In the present case, melatonin treatment could play a role in the regulation of endogen melatonin level. Her episodes which occur three hours after sleep began might be reflection of possible endogenous melatonin dysregulation. Although the consequences of low melatonin secretion on vulnerability to rhythmic organization problems are not well-known19, some studies indicated melatonin effects including enhancing the rest-activity rhythm in self-reported sleep-wake disturbances, normalized the sleep quantity and quality in REM sleep behavior disorder, effective in periodic limbic movement disorders17,18. Reducing motor activity during sleep and preserving atony related to REM sleep are suggested mechanisms for melatonin17,18. The melatonin treatment was found ineffective on jactatio corporis in an adult with dissociative disorder. However, this patient concurrently used melatonin with two other drugs (clonazepam and paroxetine)20.

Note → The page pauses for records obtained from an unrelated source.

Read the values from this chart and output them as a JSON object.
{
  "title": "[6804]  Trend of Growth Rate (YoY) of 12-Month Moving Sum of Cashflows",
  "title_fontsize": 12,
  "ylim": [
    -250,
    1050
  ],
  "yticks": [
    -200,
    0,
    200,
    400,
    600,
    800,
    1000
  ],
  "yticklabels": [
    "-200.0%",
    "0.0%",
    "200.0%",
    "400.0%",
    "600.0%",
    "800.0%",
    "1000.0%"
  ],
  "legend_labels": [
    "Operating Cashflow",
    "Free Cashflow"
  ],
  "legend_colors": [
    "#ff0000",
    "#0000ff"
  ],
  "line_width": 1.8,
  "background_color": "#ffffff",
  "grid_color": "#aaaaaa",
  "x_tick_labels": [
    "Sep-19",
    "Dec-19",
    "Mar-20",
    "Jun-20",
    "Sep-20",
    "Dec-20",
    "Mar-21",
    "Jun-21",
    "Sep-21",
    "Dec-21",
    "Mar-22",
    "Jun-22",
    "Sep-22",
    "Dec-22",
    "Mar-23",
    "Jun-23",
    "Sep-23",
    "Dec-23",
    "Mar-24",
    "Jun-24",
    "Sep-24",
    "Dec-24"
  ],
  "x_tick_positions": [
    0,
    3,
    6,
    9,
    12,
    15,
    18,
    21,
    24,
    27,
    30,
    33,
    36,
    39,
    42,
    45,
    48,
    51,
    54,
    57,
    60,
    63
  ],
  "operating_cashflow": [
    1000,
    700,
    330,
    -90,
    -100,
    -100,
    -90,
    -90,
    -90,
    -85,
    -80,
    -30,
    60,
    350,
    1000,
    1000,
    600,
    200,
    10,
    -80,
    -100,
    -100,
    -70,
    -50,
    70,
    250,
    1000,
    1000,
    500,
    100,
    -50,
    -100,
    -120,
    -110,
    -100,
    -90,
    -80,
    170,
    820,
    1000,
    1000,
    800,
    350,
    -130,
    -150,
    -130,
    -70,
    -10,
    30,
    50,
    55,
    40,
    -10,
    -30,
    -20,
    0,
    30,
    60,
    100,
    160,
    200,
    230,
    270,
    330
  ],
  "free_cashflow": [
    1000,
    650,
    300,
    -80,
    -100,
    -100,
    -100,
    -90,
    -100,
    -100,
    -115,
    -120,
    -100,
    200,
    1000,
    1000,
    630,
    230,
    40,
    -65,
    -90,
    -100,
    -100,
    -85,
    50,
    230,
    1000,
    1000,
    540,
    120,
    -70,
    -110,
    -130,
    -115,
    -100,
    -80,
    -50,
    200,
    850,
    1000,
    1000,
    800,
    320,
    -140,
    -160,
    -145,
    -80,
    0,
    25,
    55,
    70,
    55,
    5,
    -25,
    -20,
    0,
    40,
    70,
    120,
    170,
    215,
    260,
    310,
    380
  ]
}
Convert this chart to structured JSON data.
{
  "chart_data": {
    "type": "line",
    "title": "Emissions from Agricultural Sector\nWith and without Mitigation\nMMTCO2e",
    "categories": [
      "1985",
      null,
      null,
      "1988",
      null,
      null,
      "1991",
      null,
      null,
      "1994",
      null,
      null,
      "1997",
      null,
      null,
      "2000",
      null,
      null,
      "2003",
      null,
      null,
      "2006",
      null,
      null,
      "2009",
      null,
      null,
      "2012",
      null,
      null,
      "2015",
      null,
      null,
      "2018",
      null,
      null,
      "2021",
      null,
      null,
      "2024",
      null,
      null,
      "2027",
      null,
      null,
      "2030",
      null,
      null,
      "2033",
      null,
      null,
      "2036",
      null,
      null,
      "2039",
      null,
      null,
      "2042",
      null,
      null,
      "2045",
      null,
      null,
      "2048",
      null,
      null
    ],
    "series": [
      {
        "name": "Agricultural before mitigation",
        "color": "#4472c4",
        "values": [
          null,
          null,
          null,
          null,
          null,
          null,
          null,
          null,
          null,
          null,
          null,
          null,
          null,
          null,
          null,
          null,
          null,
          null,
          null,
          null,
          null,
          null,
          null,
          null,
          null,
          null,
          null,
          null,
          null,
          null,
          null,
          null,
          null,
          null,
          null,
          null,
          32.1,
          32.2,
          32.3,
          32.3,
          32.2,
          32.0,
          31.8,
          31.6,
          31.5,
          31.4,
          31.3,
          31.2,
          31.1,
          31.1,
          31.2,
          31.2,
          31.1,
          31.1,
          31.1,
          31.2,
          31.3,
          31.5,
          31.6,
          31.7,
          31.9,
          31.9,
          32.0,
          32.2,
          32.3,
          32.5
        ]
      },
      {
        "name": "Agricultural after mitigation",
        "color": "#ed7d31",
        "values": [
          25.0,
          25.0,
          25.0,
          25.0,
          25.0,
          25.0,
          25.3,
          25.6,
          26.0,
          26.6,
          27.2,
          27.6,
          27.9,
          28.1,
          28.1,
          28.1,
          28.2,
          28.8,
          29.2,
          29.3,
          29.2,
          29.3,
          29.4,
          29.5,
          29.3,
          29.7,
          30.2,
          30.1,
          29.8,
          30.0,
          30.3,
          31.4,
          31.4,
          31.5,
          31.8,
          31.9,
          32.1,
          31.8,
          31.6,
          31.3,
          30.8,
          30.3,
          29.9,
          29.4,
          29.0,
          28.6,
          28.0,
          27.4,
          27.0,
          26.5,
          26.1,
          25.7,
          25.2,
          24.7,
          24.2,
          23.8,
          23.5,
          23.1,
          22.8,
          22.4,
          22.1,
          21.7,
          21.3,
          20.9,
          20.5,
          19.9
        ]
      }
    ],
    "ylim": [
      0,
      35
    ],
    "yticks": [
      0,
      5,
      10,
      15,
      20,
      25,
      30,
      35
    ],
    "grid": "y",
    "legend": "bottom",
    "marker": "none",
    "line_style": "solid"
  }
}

To our knowledge, the present case is the first report of head banging responded to short-term melatonin treatment. The exogen melatonin might be effective by the stabilization of the circadian timing system, sleep pattern and also locomotor activity. Although complete remission was not achieved, our finding is encouraging to some degree. However, several limitations of this case report require acknowledgment. First, the lack of the PSG evaluation that the gold standard for documentation of the nature of these nocturnal events was the main limitation. Second, the short-term use of melatonin does not allow us to speculate on whether melatonin can reverse RMD. The question remains unanswered on what if the melatonin would be removed and reintroduced would the therapeutic impact be the same or not.
Clarifying the therapeutic effect, it also could be useful. In the presented case, subsequently having started treatment with atomoxetine was also another handicap. While the present case report has certain limitations, melatonin which has relatively benign side-effect profile might be a useful alternative to other treatment regimens (e.g., benzodiazepines) in the treatment of RMD. Future research that would be done with different dose regimens, and also long-term use, might be helpful to understand the melatonin effect on RMD.